According Roche, enterprises in the region are gradually investing in 3rd Platform-related services (i.e. example Cloud, Mobility, Big Data and Analytics, and Social Business) to enhance customer experience and achieve strategic business objectives.
"This changing end user landscape is compelling SPs to continuously invest in service delivery transformation and management including business consulting, automation, modernisation, and enhanced self-service capabilities," Roche explains.
IDC APEJ 2016 services end user survey results indicated that enterprises in the region planned to invest 17.2% of their overall services spend on 3rd Platform-related services in 2017. This is up by 1.9% in comparison to 2015.
"As enterprises in the region increasingly focus on efficiency of service delivery and invest in automation, SPs will need to rethink their role in service delivery," Roche adds.
Roche says IDC is recommending SPs aiming to provide end-to-end service delivery capabilities to decide what their capability limits are.
"SPs need to either have their own highly developed automated service delivery capability or have a strong partner that can provide the service delivery platform to them," she says.

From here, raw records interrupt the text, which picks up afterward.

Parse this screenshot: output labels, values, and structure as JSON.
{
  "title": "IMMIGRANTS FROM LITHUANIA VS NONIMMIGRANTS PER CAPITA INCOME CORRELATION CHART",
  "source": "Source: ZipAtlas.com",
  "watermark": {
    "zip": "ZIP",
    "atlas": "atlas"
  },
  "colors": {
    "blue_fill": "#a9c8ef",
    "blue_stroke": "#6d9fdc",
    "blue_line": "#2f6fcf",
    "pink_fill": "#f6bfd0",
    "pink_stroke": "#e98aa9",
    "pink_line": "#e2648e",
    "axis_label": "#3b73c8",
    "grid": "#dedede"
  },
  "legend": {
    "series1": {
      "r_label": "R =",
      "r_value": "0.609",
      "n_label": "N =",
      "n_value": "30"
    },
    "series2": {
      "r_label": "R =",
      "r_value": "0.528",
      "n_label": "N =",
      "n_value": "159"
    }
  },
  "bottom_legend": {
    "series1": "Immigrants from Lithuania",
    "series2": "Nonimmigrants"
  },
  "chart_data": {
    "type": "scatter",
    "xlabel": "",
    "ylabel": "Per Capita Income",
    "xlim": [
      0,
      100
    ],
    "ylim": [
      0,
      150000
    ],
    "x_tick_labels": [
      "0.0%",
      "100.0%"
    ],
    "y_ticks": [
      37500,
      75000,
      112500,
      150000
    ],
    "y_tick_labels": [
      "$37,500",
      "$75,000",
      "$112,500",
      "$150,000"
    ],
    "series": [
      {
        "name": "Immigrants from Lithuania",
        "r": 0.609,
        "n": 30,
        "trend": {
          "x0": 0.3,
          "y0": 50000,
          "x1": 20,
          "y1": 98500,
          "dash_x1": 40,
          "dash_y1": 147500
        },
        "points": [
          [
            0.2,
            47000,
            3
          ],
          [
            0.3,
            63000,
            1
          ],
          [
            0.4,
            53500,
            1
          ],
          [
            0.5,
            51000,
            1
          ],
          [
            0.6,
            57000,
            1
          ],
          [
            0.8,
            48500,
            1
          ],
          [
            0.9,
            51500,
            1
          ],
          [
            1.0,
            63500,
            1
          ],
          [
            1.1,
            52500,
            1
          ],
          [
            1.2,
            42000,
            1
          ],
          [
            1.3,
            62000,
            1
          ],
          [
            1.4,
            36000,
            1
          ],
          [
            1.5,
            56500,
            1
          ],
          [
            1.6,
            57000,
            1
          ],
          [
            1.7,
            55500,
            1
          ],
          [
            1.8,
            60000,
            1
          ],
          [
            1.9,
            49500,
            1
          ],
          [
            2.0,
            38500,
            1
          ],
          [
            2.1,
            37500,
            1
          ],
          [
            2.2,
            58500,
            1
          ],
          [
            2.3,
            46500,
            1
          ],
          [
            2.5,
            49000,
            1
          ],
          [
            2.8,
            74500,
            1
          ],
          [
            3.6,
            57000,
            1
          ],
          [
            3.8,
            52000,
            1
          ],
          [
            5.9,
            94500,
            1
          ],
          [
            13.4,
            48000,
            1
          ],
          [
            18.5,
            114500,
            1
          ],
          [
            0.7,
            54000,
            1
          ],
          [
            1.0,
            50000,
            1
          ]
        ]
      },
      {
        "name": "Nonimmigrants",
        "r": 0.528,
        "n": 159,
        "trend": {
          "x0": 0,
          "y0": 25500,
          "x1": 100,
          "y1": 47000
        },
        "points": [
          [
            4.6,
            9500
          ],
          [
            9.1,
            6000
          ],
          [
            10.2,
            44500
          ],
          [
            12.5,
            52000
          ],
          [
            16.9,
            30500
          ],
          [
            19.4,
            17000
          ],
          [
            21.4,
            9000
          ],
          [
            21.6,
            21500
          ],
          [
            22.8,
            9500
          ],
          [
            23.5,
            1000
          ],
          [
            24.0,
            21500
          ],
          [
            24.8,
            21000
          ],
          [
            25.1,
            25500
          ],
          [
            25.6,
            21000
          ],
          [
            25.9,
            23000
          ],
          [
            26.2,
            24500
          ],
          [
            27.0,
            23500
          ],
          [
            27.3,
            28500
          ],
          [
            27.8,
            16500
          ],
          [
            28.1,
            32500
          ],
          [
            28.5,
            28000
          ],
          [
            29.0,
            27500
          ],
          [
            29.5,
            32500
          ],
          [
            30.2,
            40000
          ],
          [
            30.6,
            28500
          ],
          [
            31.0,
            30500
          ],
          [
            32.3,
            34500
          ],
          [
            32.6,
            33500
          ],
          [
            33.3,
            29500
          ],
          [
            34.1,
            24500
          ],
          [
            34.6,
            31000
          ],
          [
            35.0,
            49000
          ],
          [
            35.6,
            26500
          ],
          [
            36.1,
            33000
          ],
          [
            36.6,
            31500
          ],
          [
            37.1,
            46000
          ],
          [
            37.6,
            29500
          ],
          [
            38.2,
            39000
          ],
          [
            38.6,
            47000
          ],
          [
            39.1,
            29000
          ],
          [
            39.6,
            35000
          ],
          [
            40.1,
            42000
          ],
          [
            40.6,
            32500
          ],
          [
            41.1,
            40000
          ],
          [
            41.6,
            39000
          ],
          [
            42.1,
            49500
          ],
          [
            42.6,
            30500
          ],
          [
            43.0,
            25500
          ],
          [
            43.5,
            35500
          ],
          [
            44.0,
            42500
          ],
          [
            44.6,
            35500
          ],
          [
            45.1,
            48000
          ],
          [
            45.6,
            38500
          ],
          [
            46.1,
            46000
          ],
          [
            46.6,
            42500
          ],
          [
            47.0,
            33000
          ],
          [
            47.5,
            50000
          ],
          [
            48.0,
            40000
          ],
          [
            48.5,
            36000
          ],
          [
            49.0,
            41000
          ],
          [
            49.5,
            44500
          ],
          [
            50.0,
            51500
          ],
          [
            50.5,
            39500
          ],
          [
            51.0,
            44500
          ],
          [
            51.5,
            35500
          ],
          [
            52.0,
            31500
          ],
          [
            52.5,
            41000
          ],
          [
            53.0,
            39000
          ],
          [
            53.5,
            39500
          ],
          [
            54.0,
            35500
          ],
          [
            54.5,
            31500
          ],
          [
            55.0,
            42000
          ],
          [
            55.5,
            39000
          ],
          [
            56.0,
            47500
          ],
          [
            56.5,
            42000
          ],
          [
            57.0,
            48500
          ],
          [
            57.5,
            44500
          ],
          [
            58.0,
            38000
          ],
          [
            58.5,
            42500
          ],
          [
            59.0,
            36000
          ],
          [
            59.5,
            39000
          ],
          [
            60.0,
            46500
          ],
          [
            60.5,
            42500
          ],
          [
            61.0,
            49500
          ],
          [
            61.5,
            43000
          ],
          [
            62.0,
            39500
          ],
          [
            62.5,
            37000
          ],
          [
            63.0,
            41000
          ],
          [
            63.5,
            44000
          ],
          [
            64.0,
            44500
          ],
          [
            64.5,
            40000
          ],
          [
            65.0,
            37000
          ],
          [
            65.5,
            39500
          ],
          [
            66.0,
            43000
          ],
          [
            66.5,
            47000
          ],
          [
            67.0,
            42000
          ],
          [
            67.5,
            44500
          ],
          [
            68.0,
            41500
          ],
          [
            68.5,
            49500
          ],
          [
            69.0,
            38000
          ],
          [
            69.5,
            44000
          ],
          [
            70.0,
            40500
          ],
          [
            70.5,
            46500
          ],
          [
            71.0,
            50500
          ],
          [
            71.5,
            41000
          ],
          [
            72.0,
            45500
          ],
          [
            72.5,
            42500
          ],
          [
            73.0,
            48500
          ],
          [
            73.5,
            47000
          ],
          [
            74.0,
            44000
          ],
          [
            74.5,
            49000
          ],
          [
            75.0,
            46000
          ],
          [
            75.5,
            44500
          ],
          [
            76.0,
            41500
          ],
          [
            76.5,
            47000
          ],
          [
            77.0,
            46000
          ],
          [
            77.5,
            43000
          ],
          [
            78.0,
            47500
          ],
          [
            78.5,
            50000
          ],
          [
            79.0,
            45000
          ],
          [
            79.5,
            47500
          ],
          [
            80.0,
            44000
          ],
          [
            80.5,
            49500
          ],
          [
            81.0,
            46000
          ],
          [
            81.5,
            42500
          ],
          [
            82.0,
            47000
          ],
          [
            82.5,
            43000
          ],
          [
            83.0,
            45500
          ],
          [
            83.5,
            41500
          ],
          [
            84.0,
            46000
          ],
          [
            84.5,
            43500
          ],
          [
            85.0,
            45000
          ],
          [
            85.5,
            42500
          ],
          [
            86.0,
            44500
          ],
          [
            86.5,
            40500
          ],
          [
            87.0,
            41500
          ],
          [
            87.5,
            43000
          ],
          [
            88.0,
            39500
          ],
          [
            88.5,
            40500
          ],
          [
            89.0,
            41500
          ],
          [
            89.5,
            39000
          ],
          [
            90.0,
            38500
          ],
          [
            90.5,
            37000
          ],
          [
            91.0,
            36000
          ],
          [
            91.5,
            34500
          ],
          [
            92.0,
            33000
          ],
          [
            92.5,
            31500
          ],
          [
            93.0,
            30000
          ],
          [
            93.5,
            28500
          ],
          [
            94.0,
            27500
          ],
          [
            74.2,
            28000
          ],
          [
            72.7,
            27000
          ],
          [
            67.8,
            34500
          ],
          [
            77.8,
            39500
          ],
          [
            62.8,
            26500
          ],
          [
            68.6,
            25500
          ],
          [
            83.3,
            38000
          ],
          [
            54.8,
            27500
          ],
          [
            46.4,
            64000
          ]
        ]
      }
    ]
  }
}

Alternatively, SPs can also strengthen their capabilities either organically or through acquisition and successful integration.
"For example, IBM has shifted its focus on cloud, analytics, cognitive, mobile, and other 3rd Platform solutions which is reflected through its acquisitions in relation to digital marketing, Software-as-a-Service (SaaS) verticals, and business intelligence verticals," says Roche.